John Murawski reports:
WakeMed Health and Hospitals will soon notify thousands of patients that their personal and medical information was disclosed in court filings over six years.
A federal bankruptcy court in Raleigh ordered the Raleigh hospital to send out the letters and to offer each patient one year of free credit monitoring. The court last month fined WakeMed $70,000 for disclosing Social Security numbers, birth dates, addresses, the full name of at least one minor, and other patient records in claims it had filed in federal bankruptcy courts to collect unpaid medical bills. WakeMed had disclosed the identifying patient information from 2007 to 2015.

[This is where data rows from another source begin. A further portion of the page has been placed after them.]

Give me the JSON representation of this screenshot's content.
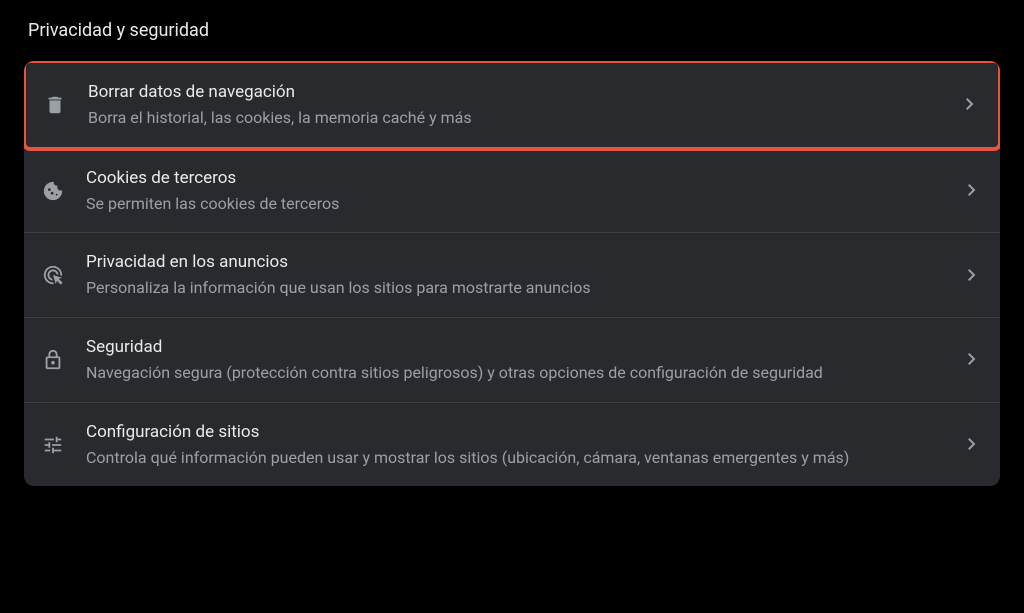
{
  "section": {
    "title": "Privacidad y seguridad"
  },
  "rows": [
    {
      "title": "Borrar datos de navegación",
      "desc": "Borra el historial, las cookies, la memoria caché y más"
    },
    {
      "title": "Cookies de terceros",
      "desc": "Se permiten las cookies de terceros"
    },
    {
      "title": "Privacidad en los anuncios",
      "desc": "Personaliza la información que usan los sitios para mostrarte anuncios"
    },
    {
      "title": "Seguridad",
      "desc": "Navegación segura (protección contra sitios peligrosos) y otras opciones de configuración de seguridad"
    },
    {
      "title": "Configuración de sitios",
      "desc": "Controla qué información pueden usar y mostrar los sitios (ubicación, cámara, ventanas emergentes y más)"
    }
  ]
}
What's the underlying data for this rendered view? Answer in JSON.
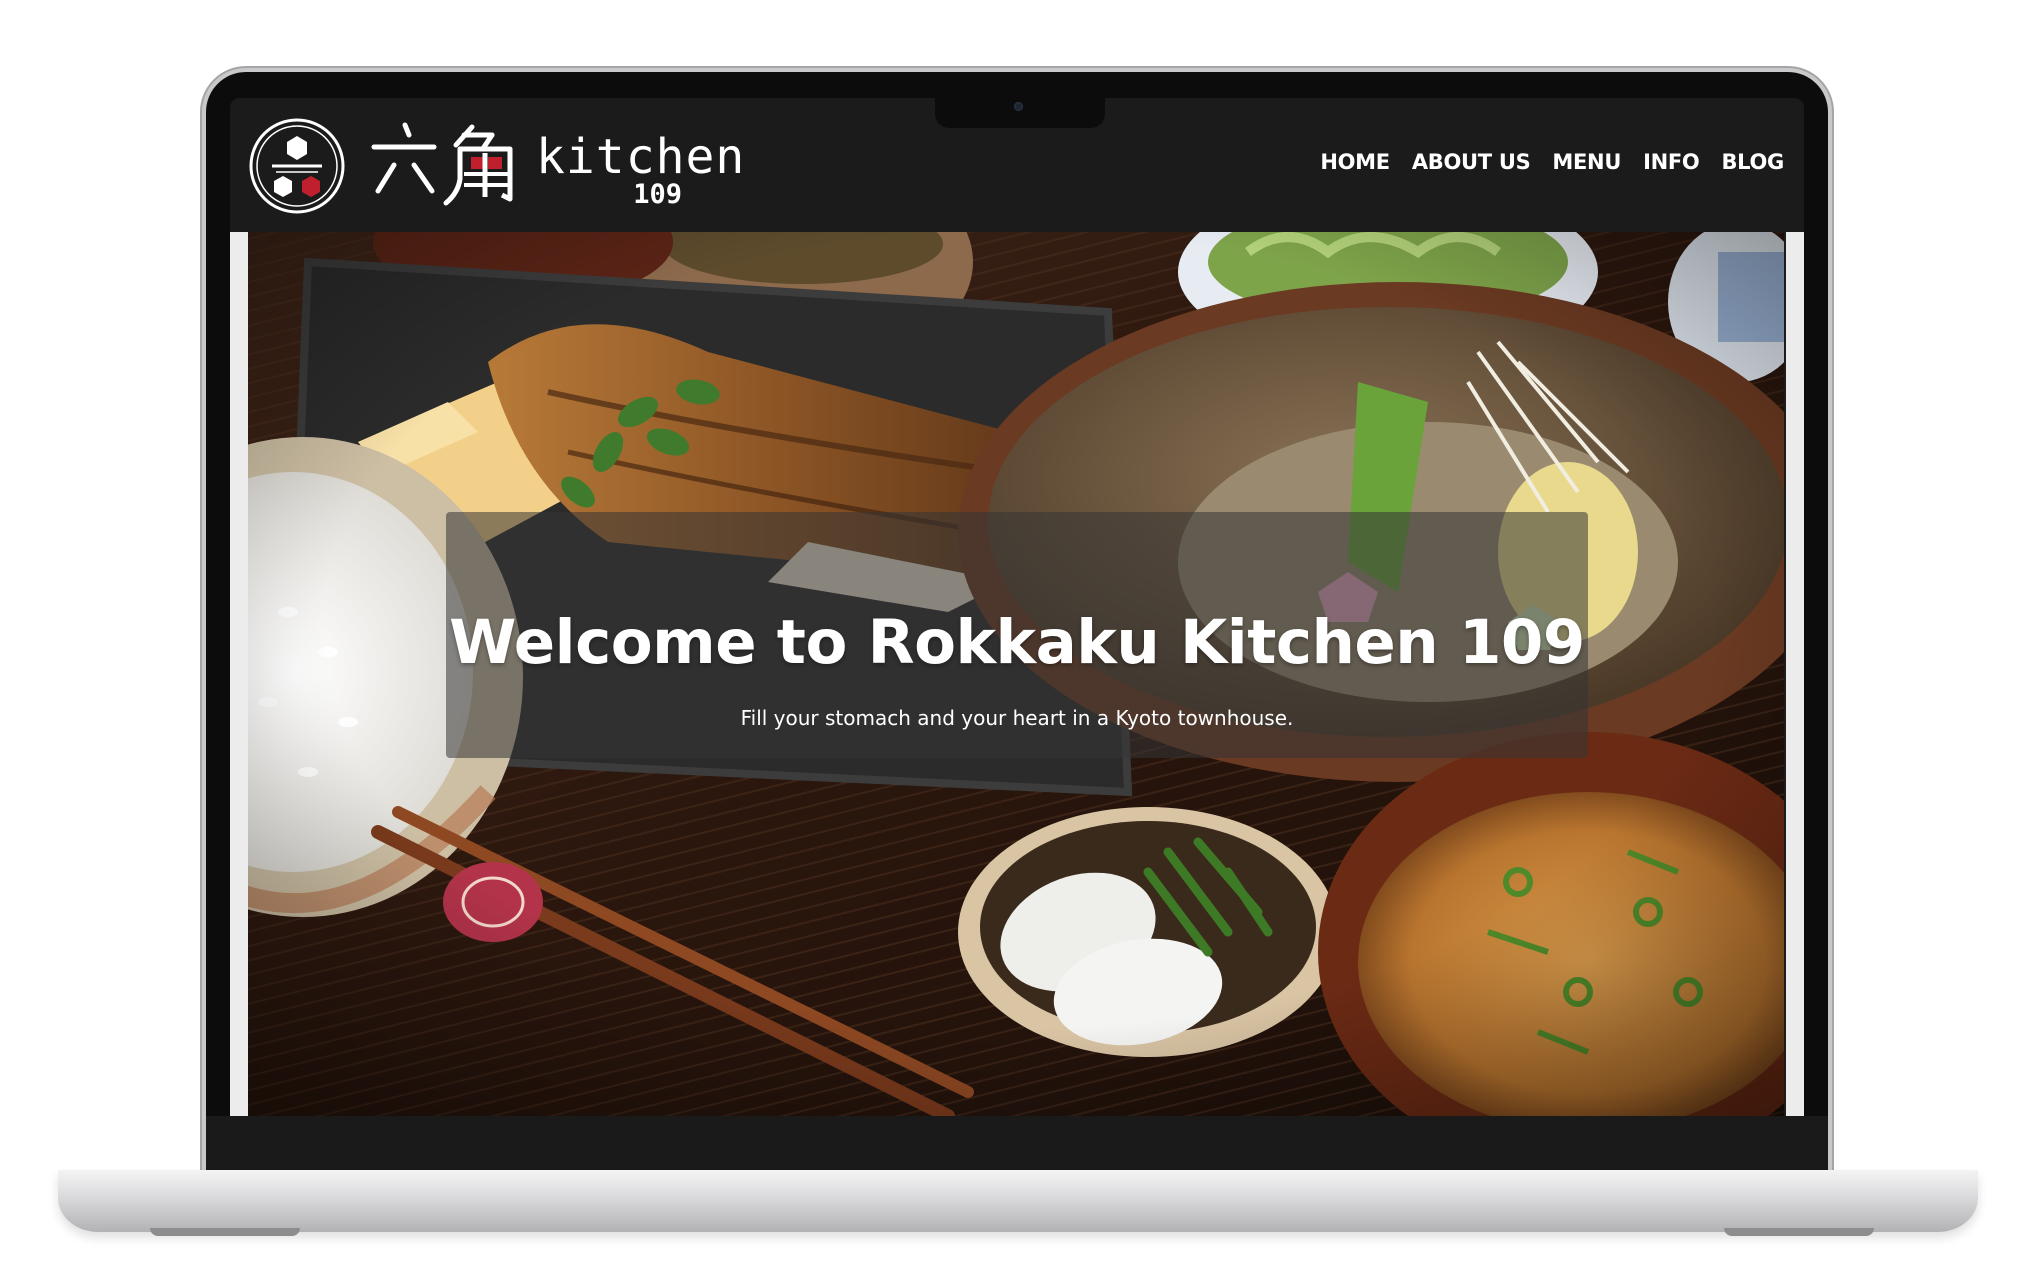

Read more on The News & Observer, while I just marvel that a court ordered them to notify patients, to provide credit monitoring, and to pay a fine.
I wonder what HHS/OCR did in response to this situation. Was it even reported to HHS? There’s nothing on the public breach tool, and yet the news report says that there were thousands of patients affected. So where is the report on the breach tool? Does WakeMed think this wasn’t a reportable breach under HIPAA or HITECH, or is HHS just late in posting some submission?
DataBreaches.net has received no response to inquiries sent to WakeMed yesterday through its site. This post will be updated if more information becomes available.